One could easily get the impression that Sonia Weksler never intended to follow in her father's footsteps. The self-described "eco-thug" was raised in Texas by her mother and would visit her father during her summer vacations, spending much of her time in her father's Sleep Bedder furniture and mattress store in Rolando. She eventually moved to San Diego in 2001 and worked on a college thesis at UC San Diego about how small businesses can compete against corporate brands.
So when it came time for her dad to retire in 2014, she was reluctant at first but saw an opportunity to bring her own personality to the family business.
"I needed an outlet for all my passion and purpose," says Weksler. "I had other ideas, but I needed something creative and productive."
She bought her father out and, last year, opened a new incarnation of Sleep Bedder in North Park (2855 El Cajon Blvd., sleepbeddernorthpark.com) inside a shopping center that also includes local business such as The Heart & Trotter butchery and Unico juice shop. She rebranded the store to focus more on "indie and eco-friendly" products and also started bringing in local artists and crafters to help fill out the space. Local painter Rich Walker was one of the first artists she tapped, but the space was soon filled with names such as True Delorenzo, Jerry Catarius and a "Camp Kitchen" shop-within-a-shop run by Weksler's friend Stephen Bennett.
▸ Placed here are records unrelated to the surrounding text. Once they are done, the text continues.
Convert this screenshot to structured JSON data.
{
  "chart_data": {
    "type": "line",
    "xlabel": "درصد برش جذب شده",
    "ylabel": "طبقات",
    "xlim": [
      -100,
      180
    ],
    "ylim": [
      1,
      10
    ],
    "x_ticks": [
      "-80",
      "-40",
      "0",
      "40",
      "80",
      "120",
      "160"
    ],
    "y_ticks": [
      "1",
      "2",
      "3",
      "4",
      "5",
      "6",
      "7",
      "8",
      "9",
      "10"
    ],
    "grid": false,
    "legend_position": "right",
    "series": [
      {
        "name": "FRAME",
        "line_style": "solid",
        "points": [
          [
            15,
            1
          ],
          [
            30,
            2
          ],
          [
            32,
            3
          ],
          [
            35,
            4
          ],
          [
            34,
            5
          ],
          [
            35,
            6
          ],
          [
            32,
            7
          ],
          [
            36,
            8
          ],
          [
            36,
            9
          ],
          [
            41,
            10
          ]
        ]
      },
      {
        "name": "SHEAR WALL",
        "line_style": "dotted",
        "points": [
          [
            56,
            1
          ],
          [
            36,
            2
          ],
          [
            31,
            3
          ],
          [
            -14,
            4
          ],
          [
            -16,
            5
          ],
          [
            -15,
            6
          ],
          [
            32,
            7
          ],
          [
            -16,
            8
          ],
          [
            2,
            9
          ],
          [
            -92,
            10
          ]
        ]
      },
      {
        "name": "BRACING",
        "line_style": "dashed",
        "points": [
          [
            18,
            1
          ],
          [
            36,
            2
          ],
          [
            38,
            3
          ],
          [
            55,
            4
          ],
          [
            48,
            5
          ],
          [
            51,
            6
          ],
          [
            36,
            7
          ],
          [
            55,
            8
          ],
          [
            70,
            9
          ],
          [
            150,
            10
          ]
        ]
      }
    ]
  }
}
"I wanted to infuse the farmer's market stand concept into a store," Weksler says. "To bring the artist community in this neighborhood together."
This farmer's market approach also extends to her participation in the neighborhood's monthly BLVD Market event where Weksler hosts new artists and bands inside the store (the next one is on April 15 from 6 to 10 p.m.). She also hosts weekly and monthly workshops that include everything from community yoga and crystal healing to kombucha classes and chess tournaments. She's also hoping to get approval from the city to let Golden Coast Mead to open a tasting kiosk on the outdoor patio of the store.
And while she certainly wants anyone who needs a mattress to come to her business first, she also sees the store as a means to get people to think about larger issues.
"This is a guerrilla marketing technique to raise awareness about what we do, what we eat and what we buy," Weksler says. "We support local artists in every medium. We take the same approach to sourcing our mattresses that we do with our art."